Duschköpfe können wahre Keimschleudern sein. In der warmen, dunklen und feuchten Umgebung im Inneren der Brausen können sich sogenannte Biofilme bilden, in denen sich Bakterien konzentrieren, berichten amerikanische Wissenschaftler.
Norman Pace und seine Mitarbeiter von der Universität Colorado in Boulder (USA) hatten 45 Duschköpfe untersucht. 30 Prozent enthielten demnach deutliche Mengen des Erregers Mycobacterium avium, der vor allem bei Menschen mit schwachem Immunsystem zu Lungenerkrankungen führen kann, erläutert Pace in einer Mitteilung der Universität. Er warnt davor, das erste Wasser aus der Dusche direkt ins Gesicht zu spritzen. «Man bekommt wahrscheinlich eine besonders große Ladung Mycobacterium avium ab, die nicht allzu gesund sein dürfte.»

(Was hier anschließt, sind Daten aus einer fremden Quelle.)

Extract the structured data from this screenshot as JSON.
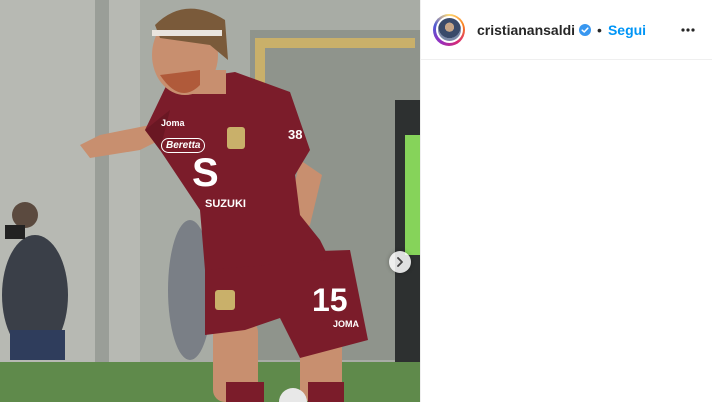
{
  "post": {
    "username": "cristianansaldi",
    "follow_label": "Segui",
    "separator": "•",
    "jersey": {
      "sponsor_top": "Joma",
      "sponsor_main": "Beretta",
      "sponsor_chest": "SUZUKI",
      "sleeve_number": "38",
      "shorts_number": "15",
      "shorts_brand": "JOMA"
    }
  },
  "icons": {
    "verified": "verified-badge-icon",
    "more": "more-options-icon",
    "next": "chevron-right-icon"
  },
  "colors": {
    "follow": "#0095f6",
    "verified": "#3897f0",
    "jersey": "#7b1c2a"
  }
}
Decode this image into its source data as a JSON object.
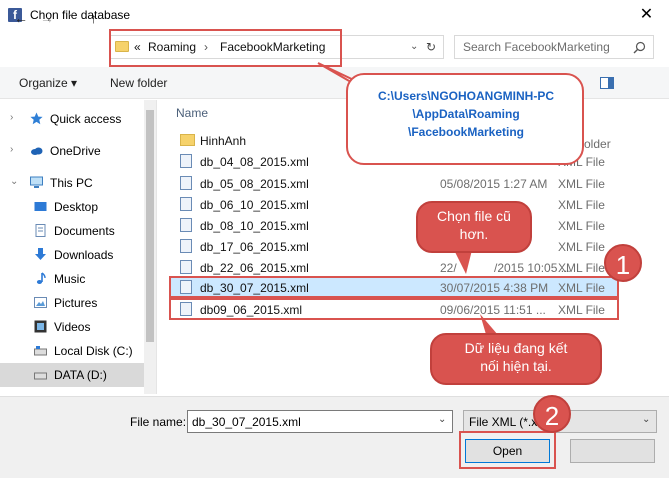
{
  "window": {
    "title": "Chọn file database",
    "close_glyph": "✕"
  },
  "nav": {
    "back_glyph": "←",
    "forward_glyph": "→",
    "dropdown_glyph": "⌄",
    "up_glyph": "↑",
    "crumb_overflow": "«",
    "crumbs": [
      "Roaming",
      "FacebookMarketing"
    ],
    "crumb_sep": "›",
    "refresh_glyph": "↻",
    "search_placeholder": "Search FacebookMarketing"
  },
  "toolbar": {
    "organize": "Organize ▾",
    "new_folder": "New folder"
  },
  "sidebar": {
    "items": [
      {
        "label": "Quick access",
        "icon": "star-icon"
      },
      {
        "label": "OneDrive",
        "icon": "cloud-icon"
      },
      {
        "label": "This PC",
        "icon": "computer-icon"
      },
      {
        "label": "Desktop",
        "icon": "desktop-icon"
      },
      {
        "label": "Documents",
        "icon": "documents-icon"
      },
      {
        "label": "Downloads",
        "icon": "download-icon"
      },
      {
        "label": "Music",
        "icon": "music-icon"
      },
      {
        "label": "Pictures",
        "icon": "pictures-icon"
      },
      {
        "label": "Videos",
        "icon": "videos-icon"
      },
      {
        "label": "Local Disk (C:)",
        "icon": "drive-icon"
      },
      {
        "label": "DATA (D:)",
        "icon": "drive-icon"
      }
    ]
  },
  "file_list": {
    "col_name": "Name",
    "col_type_partial": "older",
    "rows": [
      {
        "name": "HinhAnh",
        "date": "",
        "type": ""
      },
      {
        "name": "db_04_08_2015.xml",
        "date": "",
        "type": "XML File"
      },
      {
        "name": "db_05_08_2015.xml",
        "date": "05/08/2015 1:27 AM",
        "type": "XML File"
      },
      {
        "name": "db_06_10_2015.xml",
        "date": "",
        "type": "XML File"
      },
      {
        "name": "db_08_10_2015.xml",
        "date": "",
        "type": "XML File"
      },
      {
        "name": "db_17_06_2015.xml",
        "date": "",
        "type": "XML File"
      },
      {
        "name": "db_22_06_2015.xml",
        "date": "22/",
        "date_tail": "/2015 10:05 ...",
        "type": "XML File"
      },
      {
        "name": "db_30_07_2015.xml",
        "date": "30/07/2015 4:38 PM",
        "type": "XML File"
      },
      {
        "name": "db09_06_2015.xml",
        "date": "09/06/2015 11:51 ...",
        "type": "XML File"
      }
    ]
  },
  "bottom": {
    "file_name_label": "File name:",
    "file_name_value": "db_30_07_2015.xml",
    "file_type_value": "File XML (*.x",
    "open_label": "Open",
    "cancel_label": ""
  },
  "annotations": {
    "path_callout": [
      "C:\\Users\\NGOHOANGMINH-PC",
      "\\AppData\\Roaming",
      "\\FacebookMarketing"
    ],
    "older_callout": [
      "Chọn file cũ",
      "hơn."
    ],
    "current_callout": [
      "Dữ liệu đang kết",
      "nối hiện tại."
    ],
    "badge_1": "1",
    "badge_2": "2"
  },
  "colors": {
    "accent_red": "#d9534f",
    "selection": "#cce8ff",
    "path_text": "#1a62c2"
  }
}
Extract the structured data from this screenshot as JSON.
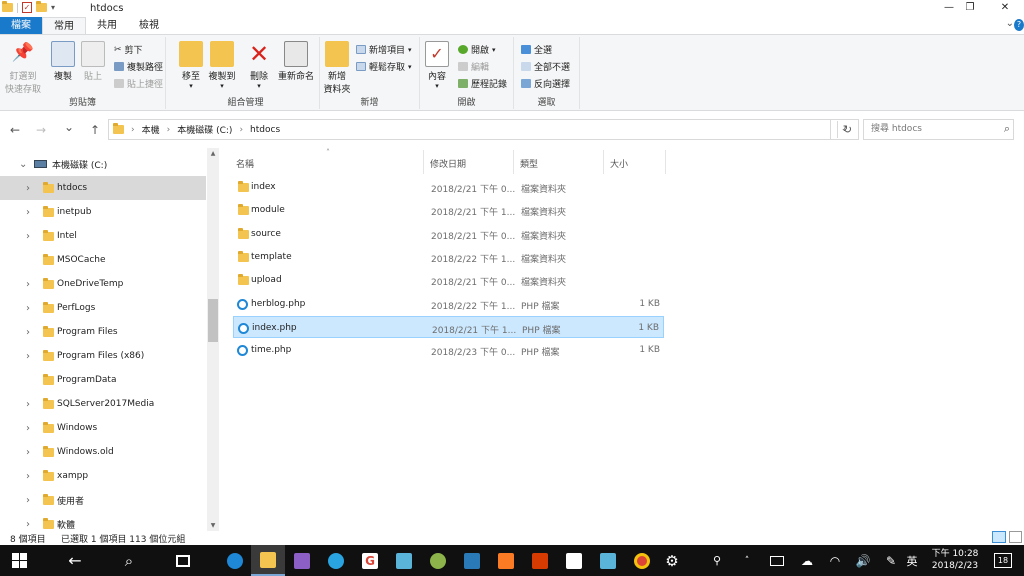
{
  "window": {
    "title": "htdocs",
    "controls": [
      "—",
      "❐",
      "✕"
    ]
  },
  "tabs": [
    {
      "label": "檔案"
    },
    {
      "label": "常用"
    },
    {
      "label": "共用"
    },
    {
      "label": "檢視"
    }
  ],
  "ribbon": {
    "clipboard": {
      "group_label": "剪貼簿",
      "pin_label_1": "釘選到",
      "pin_label_2": "快速存取",
      "copy": "複製",
      "paste": "貼上",
      "cut": "剪下",
      "copy_path": "複製路徑",
      "paste_shortcut": "貼上捷徑"
    },
    "organize": {
      "group_label": "組合管理",
      "move_to": "移至",
      "copy_to": "複製到",
      "delete": "刪除",
      "rename": "重新命名"
    },
    "new": {
      "group_label": "新增",
      "new_folder_1": "新增",
      "new_folder_2": "資料夾",
      "new_item": "新增項目",
      "easy_access": "輕鬆存取"
    },
    "open": {
      "group_label": "開啟",
      "properties": "內容",
      "open": "開啟",
      "edit": "編輯",
      "history": "歷程記錄"
    },
    "select": {
      "group_label": "選取",
      "select_all": "全選",
      "select_none": "全部不選",
      "invert": "反向選擇"
    }
  },
  "address": {
    "back": "←",
    "forward": "→",
    "recent": "⌄",
    "up": "↑",
    "crumbs": [
      "本機",
      "本機磁碟 (C:)",
      "htdocs"
    ],
    "search_placeholder": "搜尋 htdocs"
  },
  "nav_pane": {
    "root": "本機磁碟 (C:)",
    "items": [
      {
        "label": "htdocs",
        "selected": true
      },
      {
        "label": "inetpub"
      },
      {
        "label": "Intel"
      },
      {
        "label": "MSOCache"
      },
      {
        "label": "OneDriveTemp"
      },
      {
        "label": "PerfLogs"
      },
      {
        "label": "Program Files"
      },
      {
        "label": "Program Files (x86)"
      },
      {
        "label": "ProgramData"
      },
      {
        "label": "SQLServer2017Media"
      },
      {
        "label": "Windows"
      },
      {
        "label": "Windows.old"
      },
      {
        "label": "xampp"
      },
      {
        "label": "使用者"
      },
      {
        "label": "軟體"
      }
    ]
  },
  "columns": {
    "name": "名稱",
    "modified": "修改日期",
    "type": "類型",
    "size": "大小"
  },
  "files": [
    {
      "name": "index",
      "modified": "2018/2/21 下午 0...",
      "type": "檔案資料夾",
      "size": "",
      "kind": "folder"
    },
    {
      "name": "module",
      "modified": "2018/2/21 下午 1...",
      "type": "檔案資料夾",
      "size": "",
      "kind": "folder"
    },
    {
      "name": "source",
      "modified": "2018/2/21 下午 0...",
      "type": "檔案資料夾",
      "size": "",
      "kind": "folder"
    },
    {
      "name": "template",
      "modified": "2018/2/22 下午 1...",
      "type": "檔案資料夾",
      "size": "",
      "kind": "folder"
    },
    {
      "name": "upload",
      "modified": "2018/2/21 下午 0...",
      "type": "檔案資料夾",
      "size": "",
      "kind": "folder"
    },
    {
      "name": "herblog.php",
      "modified": "2018/2/22 下午 1...",
      "type": "PHP 檔案",
      "size": "1 KB",
      "kind": "php"
    },
    {
      "name": "index.php",
      "modified": "2018/2/21 下午 1...",
      "type": "PHP 檔案",
      "size": "1 KB",
      "kind": "php",
      "selected": true
    },
    {
      "name": "time.php",
      "modified": "2018/2/23 下午 0...",
      "type": "PHP 檔案",
      "size": "1 KB",
      "kind": "php"
    }
  ],
  "status": {
    "count": "8 個項目",
    "selection": "已選取 1 個項目  113 個位元組"
  },
  "taskbar": {
    "time": "下午 10:28",
    "date": "2018/2/23",
    "ime": "英",
    "notif": "18"
  },
  "colors": {
    "accent": "#1979ca",
    "selection": "#cce8ff",
    "folder": "#f3c44f",
    "taskbar": "#101010"
  }
}
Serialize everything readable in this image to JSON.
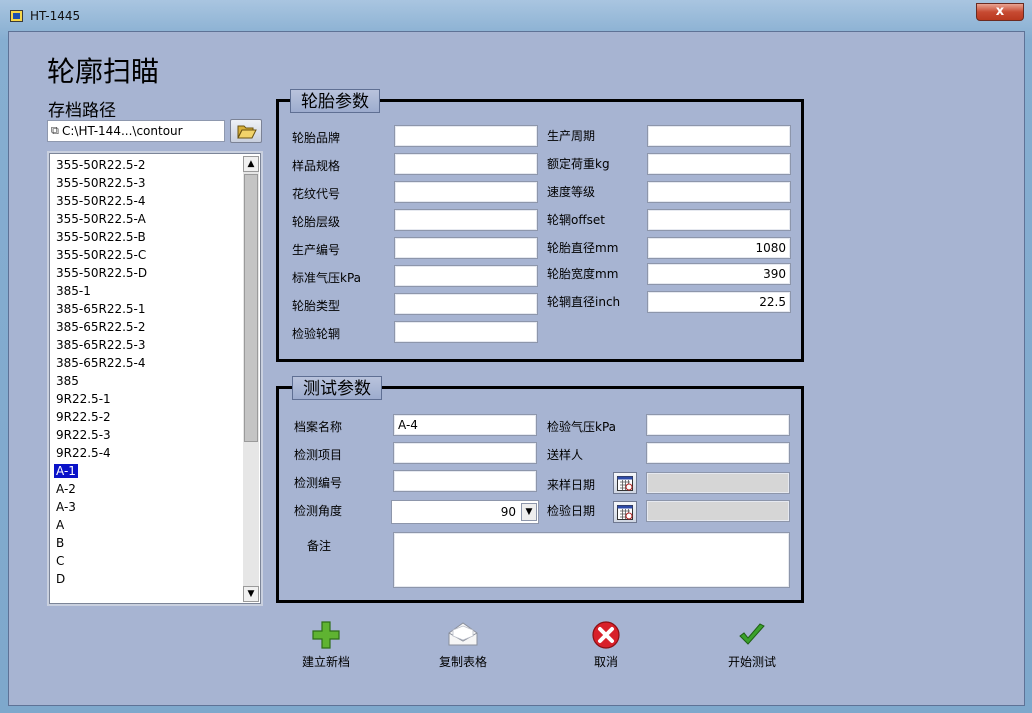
{
  "window": {
    "title": "HT-1445",
    "close": "x"
  },
  "page_title": "轮廓扫瞄",
  "archive": {
    "label": "存档路径",
    "path": "C:\\HT-144...\\contour"
  },
  "list": {
    "items": [
      "355-50R22.5-2",
      "355-50R22.5-3",
      "355-50R22.5-4",
      "355-50R22.5-A",
      "355-50R22.5-B",
      "355-50R22.5-C",
      "355-50R22.5-D",
      "385-1",
      "385-65R22.5-1",
      "385-65R22.5-2",
      "385-65R22.5-3",
      "385-65R22.5-4",
      "385",
      "9R22.5-1",
      "9R22.5-2",
      "9R22.5-3",
      "9R22.5-4",
      "A-1",
      "A-2",
      "A-3",
      "A",
      "B",
      "C",
      "D"
    ],
    "selected": "A-1"
  },
  "tire_params": {
    "title": "轮胎参数",
    "left": [
      {
        "label": "轮胎品牌",
        "value": ""
      },
      {
        "label": "样品规格",
        "value": ""
      },
      {
        "label": "花纹代号",
        "value": ""
      },
      {
        "label": "轮胎层级",
        "value": ""
      },
      {
        "label": "生产编号",
        "value": ""
      },
      {
        "label": "标准气压kPa",
        "value": ""
      },
      {
        "label": "轮胎类型",
        "value": ""
      },
      {
        "label": "检验轮辋",
        "value": ""
      }
    ],
    "right": [
      {
        "label": "生产周期",
        "value": ""
      },
      {
        "label": "额定荷重kg",
        "value": ""
      },
      {
        "label": "速度等级",
        "value": ""
      },
      {
        "label": "轮辋offset",
        "value": ""
      },
      {
        "label": "轮胎直径mm",
        "value": "1080"
      },
      {
        "label": "轮胎宽度mm",
        "value": "390"
      },
      {
        "label": "轮辋直径inch",
        "value": "22.5"
      }
    ]
  },
  "test_params": {
    "title": "测试参数",
    "file_name_label": "档案名称",
    "file_name": "A-4",
    "test_item_label": "检测项目",
    "test_item": "",
    "test_no_label": "检测编号",
    "test_no": "",
    "angle_label": "检测角度",
    "angle": "90",
    "pressure_label": "检验气压kPa",
    "pressure": "",
    "sender_label": "送样人",
    "sender": "",
    "sample_date_label": "来样日期",
    "sample_date": "",
    "test_date_label": "检验日期",
    "test_date": "",
    "remark_label": "备注",
    "remark": ""
  },
  "actions": {
    "new": "建立新档",
    "copy": "复制表格",
    "cancel": "取消",
    "start": "开始测试"
  },
  "colors": {
    "selection": "#0a12c8",
    "group_border": "#000000",
    "cancel_red": "#d8202a",
    "ok_green": "#3aa12a"
  }
}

Im Gegensatz zu früheren Untersuchungen legte das Team keine Kulturen an, sondern untersuchte die Menge und Art der Bakterien in den Biofilmen direkt mit Hilfe von Gensequenzen und verglich die Zusammensetzung der Bakterien-Gemeinschaften mit der im Wasser der jeweiligen Orte. Dabei stellte es fest, dass in den Duschköpfen eine reiche Gemeinschaft «opportunistischer Bakterienarten» nistet. Das sind Bakterien, die bereits erkrankte Menschen befallen.
Es ist laut Pace nicht leicht, die Bakterien zu bekämpfen. In Denver sei ein mit dem Mycobacterium gordonae befallener Duschkopf mittels Bleichmittel gereinigt worden. Tests einige Monate später zeigten, dass diese Reinigung zu einer dreifach erhöhten Bakterienmenge geführt habe, was darauf hindeute, dass solche Bakterien generell gegen Chlor resistent seien.
Die fein zerstäubten Wassertropfen aus Duschköpfen könnten leicht Keime in die Lungen empfindlicher Menschen übertragen. Es ist aber noch unbekannt, wie groß das Infektionsrisiko durch das an den Bakterienkulturen vorbeiströmende Wasser sei. Dies müsse dringend untersucht werden, sagen die Forscher.
Ist Duschen nun gefährlich? «Sicherlich nicht, wenn Ihr Immunsystem nicht auf irgendeine Art und Weise geschwächt ist», sagt Pace. «Aber es ist wie bei allen Dingen - es beinhaltet ein Risiko.» Da Plastik-Duschköpfe offensichtlich mit mehr Bakterien besiedelt seien, seien solche aus Metall wahrscheinlich eine gute Alternative.
car/ham/news.de/dpa
Ja, so sehe ich es auch: Sein Immunsystem durch eigenverantwortliches Handeln verbessern und nicht immer gleich Chemie in den Hals kippen. Wir nutzen die Aqua Lyros(R) Wasserdurchlaufgeräte, die auf ganz natürlichem Wege ohne Zusätze die Leitungen und Duschköpfe sauber halten und außerdem unsere Widerstandskraft verbessert - kein Platz für Bakterienkolonien, aber ein wohlschmeckendes Leitungswasser. Möglich wäre schon ein Duschschlauch, der durch Silberbestandteile antibakteriell wirkt. Also alles kein Drama. Jeder kann sich selbst helfen.
jetzt antwortenKommentar meldenGanz recht zu viel Duschen und so weiter und so vort ist alles Übertrieben . Meiner Nachbarin ihre Kinder waren ständig Krank da meinte ihr Hausarzt setzen sie ihre Kindewr mal in den Dreck dann sind sie Gesünder . Wir waren 8 Kinder damals gab es noch kein Bad meine Mutter setzte uns alle der reihe nach hin da wurden alle oben Gewaschen und dann der Reihe nach Unten Samstags gab es ein Bad im Waschzuber ein Eimer Wasser raus ein eimer Wasser rein und wir haben alle keine Allergien Geschweige Hautproblehme .
jetzt antwortenKommentar meldenOh, mein Gott, was leben wir gefährlich. Wenn ich sowas lese, frage ich mich: Warum lebe ich noch? Ich bin 62 Jahre alt. Habe, da ich ländlich aufgewachsen bin, in der Jugendzeit noch kein Badezimmer mit Wanne oder Dusche, geschweige denn ein WC gehabt. Ich kenne noch das Häuschen mit Herz. Habe also, bis heute,alle Attacken der (Kampf)Viren überstanden. Vielleicht sollte mal wieder auf Kernseife zurück gegriffen und alle chemischen Kampfstoffe im Haushalt verboten werden, damit sich das Immunsystem vernünftig aufbauen kann. Dann bräuchten wir keine Angst mehr vor Killerbakterien haben und hätten eventuell ein paar Allergien weniger. Es lassen sich aber mit"IMMER WEISSER; IMMER ANTBAKTERIELLER" gutes Geld machen. Scheiß auf die Gesundheit, verdient keiner was drann.